The number of good news events reported in the business press is very similar to the number of bad news events. However, Green, Hand, and Penn (2012) – from Pennsylvania State University, the University of North Carolina, and Florida State University – documented that bad news events were more wildly disseminated after they were initially reported than were good news events.
They hypothesized that the bad news dissemination bias occurred because business journalists, like their popular press counterparts, responded to “if it bleeds, it leads” incentives to increase readership. Consistent with this hypothesis, they found the bad news dissemination bias was greatest for companies and events that were least likely to attract readers’ attention (i.e., small firms and less investor-relevant events), and for which competition between journalists was high (i.e., firms with greater amounts of recent press coverage).
Of course, the major trend over the past decade concerning trading the news is the focus on algorithms for analyzing the news and making trading decisions.

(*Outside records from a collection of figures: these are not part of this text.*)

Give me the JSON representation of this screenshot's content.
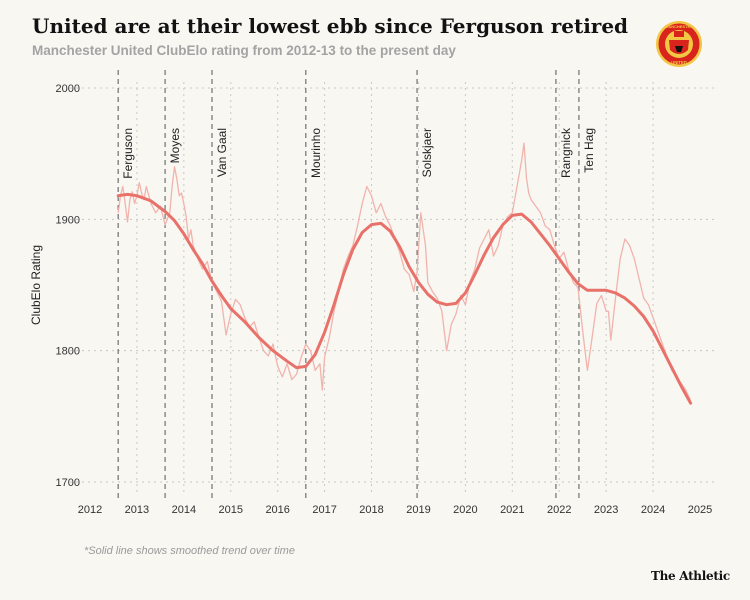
{
  "header": {
    "title": "United are at their lowest ebb since Ferguson retired",
    "subtitle": "Manchester United ClubElo rating from 2012-13 to the present day"
  },
  "footnote": "*Solid line shows smoothed trend over time",
  "credit": "The Athletic",
  "logo": {
    "icon": "manchester-united-crest-icon",
    "top_text": "MANCHESTER",
    "bottom_text": "UNITED"
  },
  "colors": {
    "trend": "#e8716a",
    "raw": "#f2b3ad",
    "grid": "#c9c9c9",
    "divider": "#555555",
    "background": "#f8f7f2"
  },
  "chart_data": {
    "type": "line",
    "ylabel": "ClubElo Rating",
    "xlabel": "",
    "xlim": [
      2012,
      2025
    ],
    "ylim": [
      1700,
      2000
    ],
    "x_ticks": [
      2012,
      2013,
      2014,
      2015,
      2016,
      2017,
      2018,
      2019,
      2020,
      2021,
      2022,
      2023,
      2024,
      2025
    ],
    "y_ticks": [
      1700,
      1800,
      1900,
      2000
    ],
    "grid": true,
    "managers": [
      {
        "name": "Ferguson",
        "start": 2012.6
      },
      {
        "name": "Moyes",
        "start": 2013.6
      },
      {
        "name": "Van Gaal",
        "start": 2014.6
      },
      {
        "name": "Mourinho",
        "start": 2016.6
      },
      {
        "name": "Solskjaer",
        "start": 2018.97
      },
      {
        "name": "Rangnick",
        "start": 2021.93
      },
      {
        "name": "Ten Hag",
        "start": 2022.42
      }
    ],
    "series": [
      {
        "style": "smoothed",
        "x": [
          2012.6,
          2012.8,
          2013.0,
          2013.3,
          2013.6,
          2013.8,
          2014.0,
          2014.2,
          2014.4,
          2014.6,
          2014.8,
          2015.0,
          2015.3,
          2015.6,
          2015.9,
          2016.2,
          2016.4,
          2016.6,
          2016.8,
          2017.0,
          2017.2,
          2017.4,
          2017.6,
          2017.8,
          2018.0,
          2018.2,
          2018.4,
          2018.6,
          2018.8,
          2019.0,
          2019.2,
          2019.4,
          2019.6,
          2019.8,
          2020.0,
          2020.2,
          2020.4,
          2020.6,
          2020.8,
          2021.0,
          2021.2,
          2021.4,
          2021.6,
          2021.8,
          2022.0,
          2022.2,
          2022.4,
          2022.6,
          2022.8,
          2023.0,
          2023.2,
          2023.4,
          2023.6,
          2023.8,
          2024.0,
          2024.2,
          2024.4,
          2024.6,
          2024.8
        ],
        "y": [
          1918,
          1919,
          1918,
          1914,
          1906,
          1899,
          1889,
          1877,
          1866,
          1853,
          1842,
          1832,
          1822,
          1810,
          1800,
          1792,
          1787,
          1788,
          1797,
          1814,
          1835,
          1858,
          1877,
          1890,
          1896,
          1897,
          1891,
          1879,
          1864,
          1852,
          1843,
          1837,
          1835,
          1836,
          1844,
          1858,
          1873,
          1886,
          1896,
          1903,
          1904,
          1898,
          1889,
          1880,
          1870,
          1860,
          1851,
          1846,
          1846,
          1846,
          1844,
          1840,
          1834,
          1826,
          1815,
          1801,
          1787,
          1773,
          1760
        ]
      },
      {
        "style": "raw",
        "x": [
          2012.6,
          2012.65,
          2012.7,
          2012.75,
          2012.8,
          2012.85,
          2012.9,
          2012.95,
          2013.0,
          2013.05,
          2013.1,
          2013.15,
          2013.2,
          2013.3,
          2013.4,
          2013.5,
          2013.6,
          2013.7,
          2013.75,
          2013.8,
          2013.85,
          2013.9,
          2013.95,
          2014.0,
          2014.05,
          2014.1,
          2014.15,
          2014.2,
          2014.3,
          2014.4,
          2014.5,
          2014.6,
          2014.7,
          2014.8,
          2014.9,
          2015.0,
          2015.1,
          2015.2,
          2015.3,
          2015.4,
          2015.5,
          2015.6,
          2015.7,
          2015.8,
          2015.9,
          2016.0,
          2016.1,
          2016.2,
          2016.3,
          2016.4,
          2016.5,
          2016.6,
          2016.7,
          2016.8,
          2016.9,
          2016.95,
          2017.0,
          2017.1,
          2017.2,
          2017.3,
          2017.4,
          2017.5,
          2017.6,
          2017.7,
          2017.8,
          2017.9,
          2018.0,
          2018.1,
          2018.2,
          2018.3,
          2018.4,
          2018.5,
          2018.6,
          2018.7,
          2018.8,
          2018.9,
          2018.97,
          2019.05,
          2019.15,
          2019.2,
          2019.3,
          2019.4,
          2019.5,
          2019.6,
          2019.7,
          2019.8,
          2019.9,
          2020.0,
          2020.1,
          2020.2,
          2020.3,
          2020.4,
          2020.5,
          2020.6,
          2020.7,
          2020.8,
          2020.9,
          2021.0,
          2021.1,
          2021.2,
          2021.25,
          2021.3,
          2021.35,
          2021.4,
          2021.5,
          2021.6,
          2021.7,
          2021.8,
          2021.9,
          2022.0,
          2022.1,
          2022.2,
          2022.3,
          2022.4,
          2022.5,
          2022.55,
          2022.6,
          2022.7,
          2022.8,
          2022.9,
          2023.0,
          2023.05,
          2023.1,
          2023.2,
          2023.3,
          2023.4,
          2023.5,
          2023.6,
          2023.7,
          2023.8,
          2023.9,
          2024.0,
          2024.1,
          2024.2,
          2024.3,
          2024.4,
          2024.5,
          2024.6,
          2024.7,
          2024.8
        ],
        "y": [
          1905,
          1918,
          1925,
          1912,
          1898,
          1915,
          1921,
          1912,
          1918,
          1928,
          1920,
          1915,
          1925,
          1912,
          1905,
          1910,
          1896,
          1905,
          1925,
          1940,
          1931,
          1918,
          1920,
          1912,
          1902,
          1885,
          1892,
          1880,
          1870,
          1862,
          1868,
          1852,
          1845,
          1838,
          1812,
          1828,
          1839,
          1835,
          1825,
          1818,
          1822,
          1810,
          1800,
          1796,
          1805,
          1788,
          1780,
          1790,
          1778,
          1782,
          1795,
          1805,
          1800,
          1785,
          1790,
          1770,
          1795,
          1810,
          1830,
          1845,
          1862,
          1872,
          1880,
          1895,
          1912,
          1925,
          1918,
          1905,
          1912,
          1902,
          1895,
          1885,
          1875,
          1862,
          1858,
          1845,
          1860,
          1905,
          1880,
          1852,
          1845,
          1840,
          1830,
          1800,
          1820,
          1828,
          1842,
          1835,
          1853,
          1862,
          1878,
          1885,
          1892,
          1872,
          1880,
          1895,
          1902,
          1905,
          1925,
          1945,
          1958,
          1932,
          1920,
          1915,
          1910,
          1905,
          1895,
          1892,
          1880,
          1870,
          1875,
          1862,
          1852,
          1848,
          1815,
          1800,
          1785,
          1810,
          1836,
          1842,
          1830,
          1830,
          1808,
          1840,
          1870,
          1885,
          1880,
          1870,
          1855,
          1840,
          1835,
          1825,
          1815,
          1805,
          1795,
          1785,
          1780,
          1775,
          1770,
          1762
        ]
      }
    ]
  }
}
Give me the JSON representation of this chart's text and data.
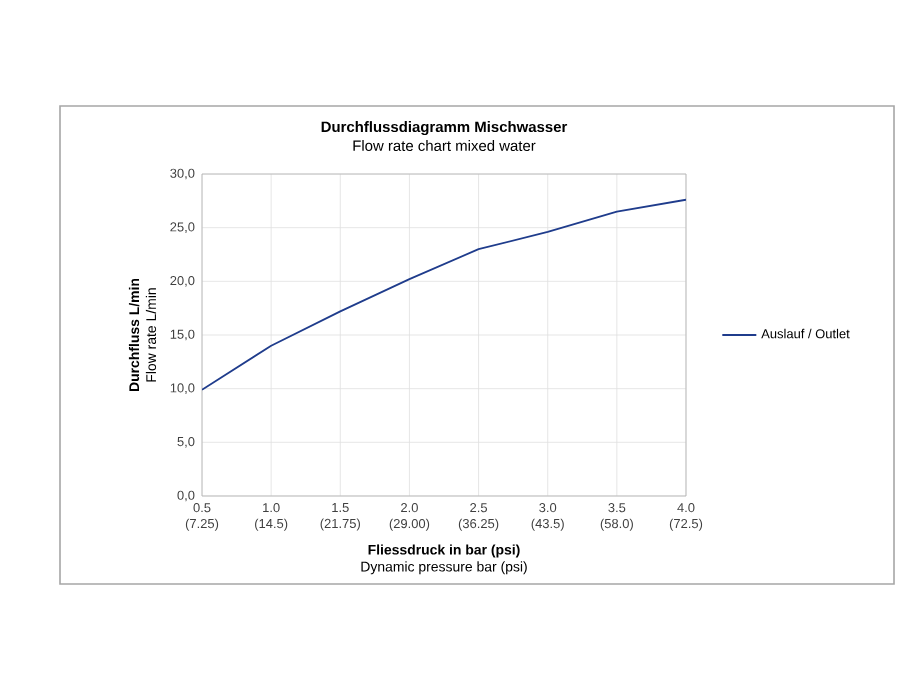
{
  "chart_data": {
    "type": "line",
    "title": "Durchflussdiagramm Mischwasser",
    "subtitle": "Flow rate chart mixed water",
    "xlabel": "Fliessdruck in bar (psi)",
    "ylabel": "Durchfluss L/min",
    "annotations": [
      "Flow rate L/min",
      "Dynamic pressure bar (psi)"
    ],
    "categories": [
      "0.5 (7.25)",
      "1.0 (14.5)",
      "1.5 (21.75)",
      "2.0 (29.00)",
      "2.5 (36.25)",
      "3.0 (43.5)",
      "3.5 (58.0)",
      "4.0 (72.5)"
    ],
    "series": [
      {
        "name": "Auslauf / Outlet",
        "color": "#1f3c8c",
        "values": [
          9.9,
          14.0,
          17.2,
          20.2,
          23.0,
          24.6,
          26.5,
          27.6
        ]
      }
    ],
    "ylim": [
      0,
      30
    ],
    "yticks": [
      {
        "value": 0,
        "label": "0,0"
      },
      {
        "value": 5,
        "label": "5,0"
      },
      {
        "value": 10,
        "label": "10,0"
      },
      {
        "value": 15,
        "label": "15,0"
      },
      {
        "value": 20,
        "label": "20,0"
      },
      {
        "value": 25,
        "label": "25,0"
      },
      {
        "value": 30,
        "label": "30,0"
      }
    ],
    "grid": true,
    "legend": "right",
    "marker": "none",
    "line_style": "solid"
  }
}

Stephane Gagnon (2012), of the Université du Québec, Canada, developed a taxonomy with five different categories of news trading algorithms. In summary they are listed below:
- News classification – identification of relevant keywords and attribution of likely descriptive classes.
- Topic modeling – associates similar content to classes.
- Sentiment scoring – keywords used to pinpoint news meaning and emotional tone.
- Bag-of-words forecasting – news summarized as vectors of keyword features from a prepared dictionary.
- Semantic recommendation – linking complex semantic relations to an understanding of the nature of the reality being described.
Gagnon proposed a rules-based, semantic reasoning engine that would ultimately incorporate all of these categories into a single system. This trend toward greater complexity appears to be the direction in which advanced news-based trading is moving. The research studies summarized in Book Three of The Alpha Interface series have been selected because they offer empirical evidence suggesting viable strategies for traders and investors.